A couple of weeks ago we talked about the difference between the $4.14/MMbtu average price (HH) for natural gas storage injection in 2011 versus the average YTD withdrawal season price of $3.20 at the time ---$0.95 below the injection number. Now Feb futures have fallen below $2.70, or $1.44/MMbtu below the injection season value. So the implications then are even more true now – motivation for storage players to hold volumes in storage through the end of the withdrawal season, stronger possibility for 2 TCF remaining in storage at the end of the withdrawal season, etc.
So why is September trading at $3.042, or $.345 above Feb? Since most of the world now seems to believe (and rightfully so) that shale production will remain strong and the calendar tells us that winter has only a few weeks left to save the day (highly unlikely) then it must be an expectation of a “dead cat bounce”. That’s the theory that "even a dead cat will bounce if it falls from a great height” (Cat lovers, that Wikipedia’s definition, not mine).

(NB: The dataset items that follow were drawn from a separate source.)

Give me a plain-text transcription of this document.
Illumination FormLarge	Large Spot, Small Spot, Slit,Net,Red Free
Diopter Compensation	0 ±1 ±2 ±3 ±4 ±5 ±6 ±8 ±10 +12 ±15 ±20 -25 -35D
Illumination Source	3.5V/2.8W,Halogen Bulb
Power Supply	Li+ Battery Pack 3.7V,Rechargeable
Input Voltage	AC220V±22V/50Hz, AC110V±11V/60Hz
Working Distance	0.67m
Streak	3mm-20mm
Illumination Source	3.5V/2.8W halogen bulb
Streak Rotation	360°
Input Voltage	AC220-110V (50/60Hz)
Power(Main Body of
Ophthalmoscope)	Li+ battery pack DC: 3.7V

You can see this theory in lots of articles and blogs recently (like Warm Winter Won’t Derail These Top Seasonal Commodity Trades | Breakout - Yahoo! Finance).
And it is true. Gas prices have fallen hard, and are probably primed for a bounce. But dead cats don’t change fundamentals. Until we see a meaningful decline in production or some kind of demand response, prices nearing the end of the next injection season could be very ugly (or beautiful, of course if you are a buyer.) Could we look back at this strip as a producer hedging opportunity? It’s not impossible.